The Book of Proper Names
ABOUT
THE BOOK
To have an extraordinary life, Lucette believes, one must have an extraordinary name. Horrified by the pedestrian names her husband chooses for their unborn child (Tanguy if it’s a boy, Joelle if it’s a girl), Lucette does the only honourable thing to save her baby from such an unexceptional destiny – she kills her spouse. While in prison, Lucette fives birth to a daughter to whom she bequeaths the portentous name of an obscure saint, Plectrude, before hanging herself.
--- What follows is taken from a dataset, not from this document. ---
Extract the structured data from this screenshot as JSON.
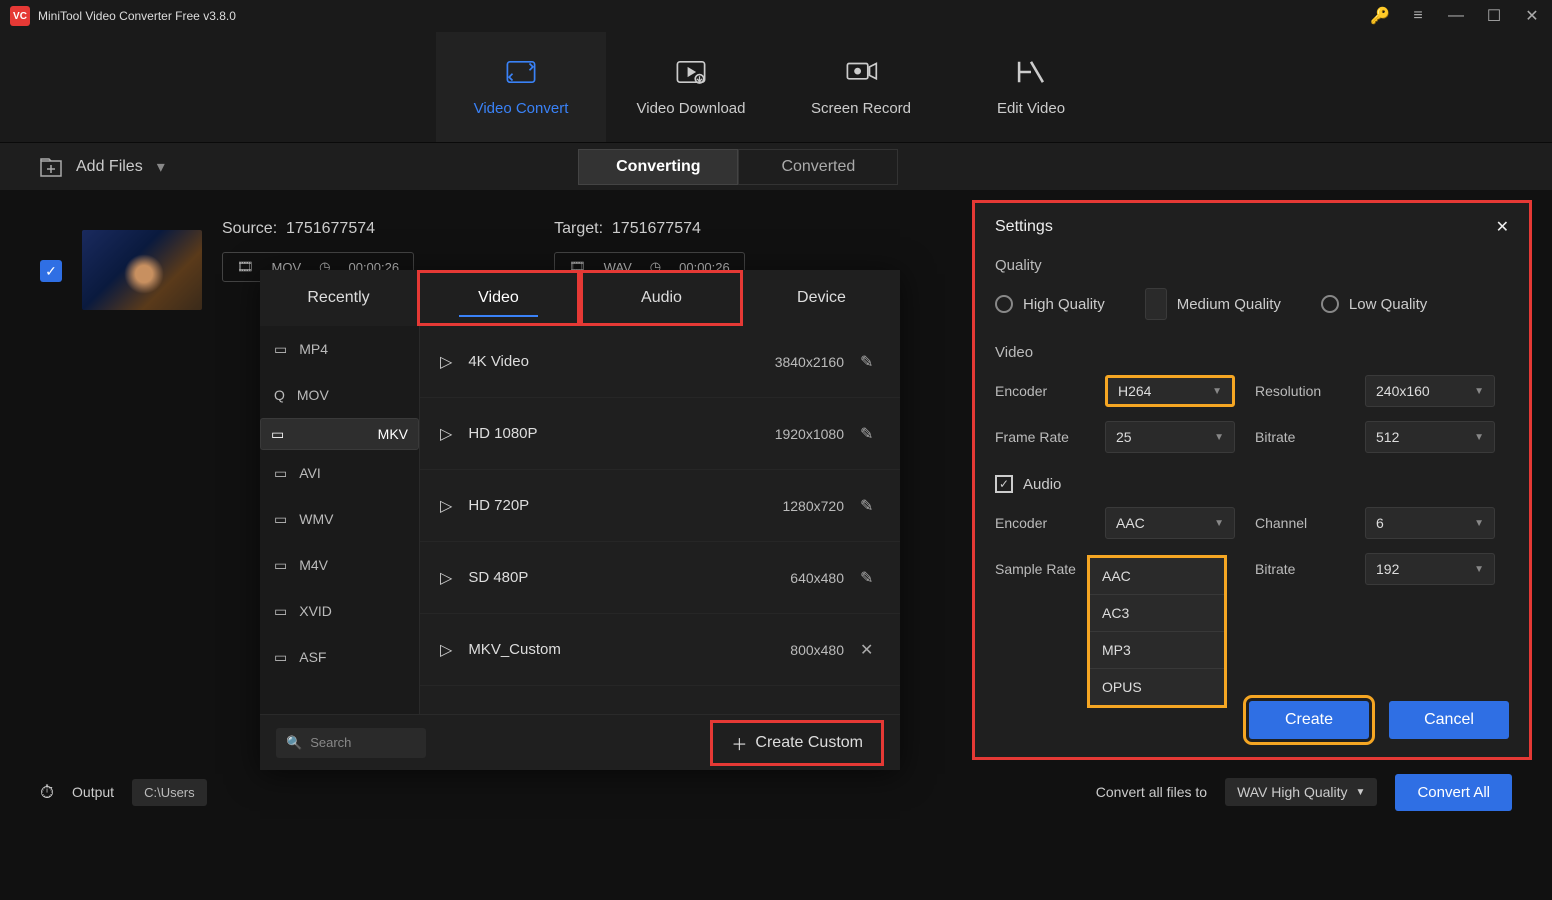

The novel therefore begins on the borderline between tragedy and absurdity, but as Plectrude grows – raised by a loving, indulgent, and eccentric aunt – it becomes a deeply moving and simultaneously chilling portrait of girlhood. Plectrude’s great gift turns out to be for ballet, and she throws herself into dance as if her life depended upon it. Few novels have shown us the implacable and unforgiving world of ballet with more intuitive sympathy, yet also with a keen-eyed assessment of the true price of artistic perfection. Inevitably, the doom hovering over Plectrude’s life from birth returns to haunt her, and in the end she learns to survive in the only way she knows how – by committing an act of deadly self-preservation her mother would have perhaps understood best.
ABOUT
THE TRANSLATOR Shaun
Whiteside
Shaun Whiteside is a literary translator. Originally from Northern Ireland, he graduated with a First in Modern Languages from King’s College, Cambridge, and translates from German, French, Italian and Dutch, having previously worked as a business journalist and television producer.
Shaun Whiteside is a literary translator. Originally from Northern Ireland, he graduated with a First in Modern Languages from King’s College, Cambridge, and translates from German, French, Italian and Dutch, having previously worked as a business journalist and television producer.